The point is that you don't need to use the explicit characterization of $\mathbb F$ as the splitting field of the polynomial $X^{p^n}$ over $\mathbb F_p$ - $\mathbb F$ is a vector space over $\mathbb F_p$ (since it's manifestly closed under addition, taking additive inverses and multiplying by elements of the field $\mathbb F_p$); now from linear algebra we know that any finite-dimensional vector space over a field $K$ is isomorphic to $K^n$ (and our field is finite, so it's certainly finite dimensional).
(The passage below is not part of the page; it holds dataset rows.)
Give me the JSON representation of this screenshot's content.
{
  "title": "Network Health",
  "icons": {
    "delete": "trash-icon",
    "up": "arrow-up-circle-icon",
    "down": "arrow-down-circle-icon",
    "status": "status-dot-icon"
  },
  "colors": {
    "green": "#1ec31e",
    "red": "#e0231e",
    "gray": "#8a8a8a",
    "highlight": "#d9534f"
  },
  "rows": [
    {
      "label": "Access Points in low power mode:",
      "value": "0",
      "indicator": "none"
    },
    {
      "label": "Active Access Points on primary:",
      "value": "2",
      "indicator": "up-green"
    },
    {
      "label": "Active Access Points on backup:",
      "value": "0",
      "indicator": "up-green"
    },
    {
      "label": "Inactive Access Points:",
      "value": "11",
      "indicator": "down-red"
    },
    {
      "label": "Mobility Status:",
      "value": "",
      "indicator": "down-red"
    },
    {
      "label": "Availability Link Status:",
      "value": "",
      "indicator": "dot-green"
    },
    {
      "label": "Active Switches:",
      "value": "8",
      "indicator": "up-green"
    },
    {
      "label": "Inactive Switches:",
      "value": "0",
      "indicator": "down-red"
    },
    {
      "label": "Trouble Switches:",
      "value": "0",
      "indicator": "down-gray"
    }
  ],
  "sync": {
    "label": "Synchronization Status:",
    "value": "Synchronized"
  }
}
In this case, $K=\mathbb F_p$, and $\left|K^n\right|=p^n$. So just by considering cardinalities, we can say that $\mathbb F\cong\mathbb F_p^n$ as vector spaces. Since an isomorphism of vector spaces is a fortiori an isomorphism on additive groups, we have that $(\mathbb F,+)\cong (\mathbb F_p^n,+)\cong \mathbb Z_p^n$.

Note: $\mathbb F$ is not given by $\mathbb F_p[x]/(x^{p^n}-1)$ - the polynomial $(x^{p^n}-1)$ isn't irreducible in general, so this quotient needn't even be an integral domain, let alone a field. Instead, it's the field generated by all the roots of the polynomial $x^{p^n}-1$; alternatively, if $f\in\mathbb F_p[x]$ is irreducible of degree $n$, then it is a factor of $x^{p^n}-1$ and we have $\mathbb F\cong \mathbb F_p[x]/(f)$.

Answer 2

According to The fundamental theorem of finitely generated abelian groups I, there are additives groups $G_d1,G_d2,...,G_dt$ so the additive group $F$ is isomorphic to $G_d1 x G_d2 x ... x G_dt$ , where $d_1/d_2/d_3/.../d_t$ and $d_1d_2..d_t=p^n$. We know that the characteristic of the additive group F is p ($p*x=0$ for every $ x ε F $). So $d_1=d_2=..=d_t=p$ Furthermore, F is isomorphic to $ (Z_p)^n $